= ESPN Super Selector =

Super Selector was a fantasy cricket game that is run by ESPN Star Sports. It was conceptualised by Manu Sawhney and Anurag Dahiya as a means for attracting more viewer attention to non-India cricket, and produced for TV by Joy Bhattacharjya. Contests ranged from a month to the duration of an entire series.

The concept involves picking a team of 11 players within a fixed budget. A set number of substitutions are allowed throughout the tournament. Points are awarded based on players' performances on the field. There are many other factors to consider before making a team.

Players also have the ability to form mini-leagues with their friends.

== Popularity ==
Super Selector is popular in Asia, primarily the Indian subcontinent, and has set world records in online participation. During the 2003 Cricket World Cup in South Africa, over 500,000 contestants battled it out to be the Super Selector.

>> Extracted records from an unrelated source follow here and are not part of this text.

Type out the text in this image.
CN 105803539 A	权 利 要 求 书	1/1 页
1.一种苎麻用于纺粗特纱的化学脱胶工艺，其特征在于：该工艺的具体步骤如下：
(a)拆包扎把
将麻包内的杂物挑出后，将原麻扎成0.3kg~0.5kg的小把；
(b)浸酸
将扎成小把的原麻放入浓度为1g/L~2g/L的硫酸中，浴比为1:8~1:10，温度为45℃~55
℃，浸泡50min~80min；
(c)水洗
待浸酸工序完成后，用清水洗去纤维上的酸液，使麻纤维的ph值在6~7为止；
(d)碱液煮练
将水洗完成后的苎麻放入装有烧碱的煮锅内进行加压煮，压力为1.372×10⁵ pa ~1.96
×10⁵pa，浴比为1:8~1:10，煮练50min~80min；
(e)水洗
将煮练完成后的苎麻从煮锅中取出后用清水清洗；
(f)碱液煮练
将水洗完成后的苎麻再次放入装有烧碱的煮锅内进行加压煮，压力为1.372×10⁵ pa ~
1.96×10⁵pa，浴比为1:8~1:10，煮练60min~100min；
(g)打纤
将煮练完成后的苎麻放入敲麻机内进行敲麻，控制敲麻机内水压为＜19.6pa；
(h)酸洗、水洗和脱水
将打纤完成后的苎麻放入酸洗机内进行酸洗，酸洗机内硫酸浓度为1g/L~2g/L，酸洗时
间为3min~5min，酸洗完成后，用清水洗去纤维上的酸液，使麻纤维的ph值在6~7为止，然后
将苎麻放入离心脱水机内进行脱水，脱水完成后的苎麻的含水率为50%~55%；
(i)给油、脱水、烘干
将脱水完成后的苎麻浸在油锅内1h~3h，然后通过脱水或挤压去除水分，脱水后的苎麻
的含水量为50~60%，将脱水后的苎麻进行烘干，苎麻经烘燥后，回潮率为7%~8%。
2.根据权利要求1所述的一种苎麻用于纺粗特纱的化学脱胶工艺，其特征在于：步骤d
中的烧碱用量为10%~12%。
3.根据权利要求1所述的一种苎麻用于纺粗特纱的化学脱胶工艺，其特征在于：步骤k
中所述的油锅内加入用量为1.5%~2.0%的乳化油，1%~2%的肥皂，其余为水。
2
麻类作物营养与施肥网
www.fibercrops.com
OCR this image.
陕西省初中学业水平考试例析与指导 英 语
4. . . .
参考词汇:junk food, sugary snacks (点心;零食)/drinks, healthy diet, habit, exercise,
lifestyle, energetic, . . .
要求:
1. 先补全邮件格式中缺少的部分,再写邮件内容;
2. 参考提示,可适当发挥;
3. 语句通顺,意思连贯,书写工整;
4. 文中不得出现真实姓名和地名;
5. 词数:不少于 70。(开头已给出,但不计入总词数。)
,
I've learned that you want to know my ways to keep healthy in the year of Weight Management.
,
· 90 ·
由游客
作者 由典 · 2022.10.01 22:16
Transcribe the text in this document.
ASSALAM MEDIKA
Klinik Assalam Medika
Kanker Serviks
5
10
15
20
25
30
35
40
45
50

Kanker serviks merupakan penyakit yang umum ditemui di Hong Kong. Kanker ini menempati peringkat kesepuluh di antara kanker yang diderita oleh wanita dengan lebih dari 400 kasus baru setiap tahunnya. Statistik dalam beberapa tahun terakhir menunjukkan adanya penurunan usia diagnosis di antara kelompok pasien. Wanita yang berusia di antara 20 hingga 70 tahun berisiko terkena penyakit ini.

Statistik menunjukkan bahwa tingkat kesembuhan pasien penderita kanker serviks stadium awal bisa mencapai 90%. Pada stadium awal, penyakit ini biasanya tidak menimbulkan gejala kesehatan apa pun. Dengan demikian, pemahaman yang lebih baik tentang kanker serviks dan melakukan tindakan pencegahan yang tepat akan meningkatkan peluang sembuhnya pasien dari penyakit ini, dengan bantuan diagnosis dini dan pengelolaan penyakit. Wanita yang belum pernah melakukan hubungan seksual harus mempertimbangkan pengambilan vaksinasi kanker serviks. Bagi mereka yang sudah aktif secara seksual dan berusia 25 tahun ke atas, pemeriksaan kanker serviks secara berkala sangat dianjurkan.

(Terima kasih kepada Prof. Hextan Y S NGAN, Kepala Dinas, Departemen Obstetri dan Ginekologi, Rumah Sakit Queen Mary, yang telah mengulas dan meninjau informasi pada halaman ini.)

The popularity of Super Selector in India saw the launching of clones on BBC and Sky Television in Britain, and on Cricinfo.com, cricket's most popular web portal. During the 2003 World Cup, the Super Selector website remained inaccessible for long periods because it was overloaded with high traffic.

The contest even had its own daily TV show, hosted by popular Bollywood actor Naseeruddin Shah.

== Prizes ==
The grand prizes offered to Super Selector winners have included trips abroad to watch live cricket games. These winners are featured on ESPN to talk about their experiences. Prizes are also offered to 'daily' and 'weekly' winners. These include cash prizes, home appliances, or official merchandise.